Trump Vows F-35 Sale to Turkey, Attacks NATO Spending
President Donald Trump attacked NATO during a meeting with Turkish President Recep Tayyip Erdoğan in Ankara on Tuesday, claiming the alliance failed to support the United States in an Iran military operation and questioning why America invests trillions defending European nations. Trump stated, "We've invested trillions of dollars in NATO. Why? To protect European countries and others, Canada, etc.," while accusing NATO members of refusing assistance despite his requests.

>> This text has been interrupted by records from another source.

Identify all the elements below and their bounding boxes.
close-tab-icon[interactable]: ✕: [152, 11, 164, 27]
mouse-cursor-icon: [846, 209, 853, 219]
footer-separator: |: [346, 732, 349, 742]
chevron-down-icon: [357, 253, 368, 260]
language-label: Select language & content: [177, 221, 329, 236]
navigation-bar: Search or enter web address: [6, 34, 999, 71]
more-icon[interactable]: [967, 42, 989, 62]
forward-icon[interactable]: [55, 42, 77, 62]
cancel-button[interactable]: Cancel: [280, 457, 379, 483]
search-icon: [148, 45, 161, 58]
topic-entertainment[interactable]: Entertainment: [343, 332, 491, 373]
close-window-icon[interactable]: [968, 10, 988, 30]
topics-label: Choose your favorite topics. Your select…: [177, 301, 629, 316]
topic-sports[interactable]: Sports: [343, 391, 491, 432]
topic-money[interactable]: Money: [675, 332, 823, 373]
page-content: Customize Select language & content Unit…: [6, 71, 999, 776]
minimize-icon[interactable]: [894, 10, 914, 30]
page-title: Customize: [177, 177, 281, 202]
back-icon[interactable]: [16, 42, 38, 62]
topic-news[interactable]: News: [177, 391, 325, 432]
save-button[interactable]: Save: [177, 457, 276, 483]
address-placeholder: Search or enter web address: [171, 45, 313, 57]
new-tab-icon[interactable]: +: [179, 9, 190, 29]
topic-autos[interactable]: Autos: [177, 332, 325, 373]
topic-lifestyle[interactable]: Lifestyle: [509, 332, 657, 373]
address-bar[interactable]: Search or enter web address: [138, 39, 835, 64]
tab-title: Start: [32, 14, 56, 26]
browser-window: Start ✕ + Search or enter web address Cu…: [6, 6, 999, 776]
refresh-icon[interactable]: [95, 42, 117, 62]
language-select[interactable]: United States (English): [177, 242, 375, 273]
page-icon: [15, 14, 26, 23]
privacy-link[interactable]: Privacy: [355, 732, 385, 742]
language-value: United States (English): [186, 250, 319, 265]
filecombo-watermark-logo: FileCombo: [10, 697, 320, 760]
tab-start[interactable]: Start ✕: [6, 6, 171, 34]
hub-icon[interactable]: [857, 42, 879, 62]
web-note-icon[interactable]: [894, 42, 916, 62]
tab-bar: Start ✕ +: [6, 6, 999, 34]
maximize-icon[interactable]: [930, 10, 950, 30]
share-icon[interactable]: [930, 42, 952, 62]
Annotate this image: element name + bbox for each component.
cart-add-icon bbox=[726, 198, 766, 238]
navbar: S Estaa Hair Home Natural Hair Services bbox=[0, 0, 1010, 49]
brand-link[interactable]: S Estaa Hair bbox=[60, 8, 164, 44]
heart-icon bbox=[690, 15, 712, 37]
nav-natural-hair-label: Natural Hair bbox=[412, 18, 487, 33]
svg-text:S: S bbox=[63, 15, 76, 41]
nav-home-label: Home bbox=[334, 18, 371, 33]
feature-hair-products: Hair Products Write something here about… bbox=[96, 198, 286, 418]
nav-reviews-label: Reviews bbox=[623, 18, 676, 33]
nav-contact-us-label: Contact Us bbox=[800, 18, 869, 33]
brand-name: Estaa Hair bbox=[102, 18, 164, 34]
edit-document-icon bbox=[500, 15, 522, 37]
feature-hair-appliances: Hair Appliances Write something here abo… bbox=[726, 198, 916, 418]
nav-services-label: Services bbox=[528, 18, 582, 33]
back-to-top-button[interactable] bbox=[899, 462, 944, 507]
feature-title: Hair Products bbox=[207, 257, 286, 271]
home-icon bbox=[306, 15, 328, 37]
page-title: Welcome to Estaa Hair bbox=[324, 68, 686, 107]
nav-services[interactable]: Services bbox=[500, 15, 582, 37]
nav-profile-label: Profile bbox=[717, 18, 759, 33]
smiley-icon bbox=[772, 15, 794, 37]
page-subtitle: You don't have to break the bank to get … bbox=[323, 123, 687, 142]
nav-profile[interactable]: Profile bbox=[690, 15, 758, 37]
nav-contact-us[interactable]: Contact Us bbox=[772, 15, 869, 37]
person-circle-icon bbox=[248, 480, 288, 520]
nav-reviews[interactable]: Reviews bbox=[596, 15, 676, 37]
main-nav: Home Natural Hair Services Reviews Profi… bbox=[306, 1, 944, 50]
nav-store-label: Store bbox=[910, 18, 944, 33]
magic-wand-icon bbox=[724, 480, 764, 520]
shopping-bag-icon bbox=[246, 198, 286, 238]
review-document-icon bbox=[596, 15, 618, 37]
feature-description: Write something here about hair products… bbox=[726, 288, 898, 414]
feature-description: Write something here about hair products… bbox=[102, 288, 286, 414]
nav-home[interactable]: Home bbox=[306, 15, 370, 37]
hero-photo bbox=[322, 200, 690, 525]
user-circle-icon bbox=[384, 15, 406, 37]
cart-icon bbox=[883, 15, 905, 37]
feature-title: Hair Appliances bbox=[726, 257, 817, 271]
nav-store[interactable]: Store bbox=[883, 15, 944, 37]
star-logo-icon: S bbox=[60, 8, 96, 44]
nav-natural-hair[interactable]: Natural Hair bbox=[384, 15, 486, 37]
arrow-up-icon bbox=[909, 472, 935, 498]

During the same meeting, Trump declared his willingness to sell F-35 fighter jets to Turkey despite explicit U.S. law prohibiting the sale until Turkey removes its Russian S-400 missile system. Trump told reporters, "We have a better relationship with Turkey, and Turkey has been more loyal than other countries that we think would be loyal. So yeah, it is something certainly we would consider," directly contradicting existing legal restrictions designed to prevent advanced weapons transfers to nations with Russian military equipment.
Trump's statements demonstrate his pattern of subordinating national security policy and legal constraints to personal relationships and transactional loyalty calculations. Trump has repeatedly demonstrated fundamental misunderstandings about F-35 capabilities, falsely claiming the jets are invisible to the naked eye when they are only radar-stealthy, undermining confidence in his judgment on weapons systems decisions.
Trump specifically criticized British Prime Minister Keir Starmer for NATO's lack of support during the Iran operation, personalizing geopolitical strategy rather than addressing structural alliance commitments. His trip to the NATO Summit in Ankara came only after initially refusing to attend, reversing course out of personal regard for Erdoğan, whom he repeatedly referred to as his "friend." The New York Times had reported Trump intended to signal willingness to sell F-35s to Turkey before the meeting occurred.
Trump's willingness to circumvent federal law governing weapons sales, his weaponization of alliance relationships based on personal loyalty, and his dismissal of collective security obligations in favor of transactional deals violate established foreign policy frameworks and subordinate institutional checks to executive preference. His pressure on NATO and simultaneous cultivation of authoritarian-friendly Turkey positions the U.S. strategic interests against democratic alliance structures.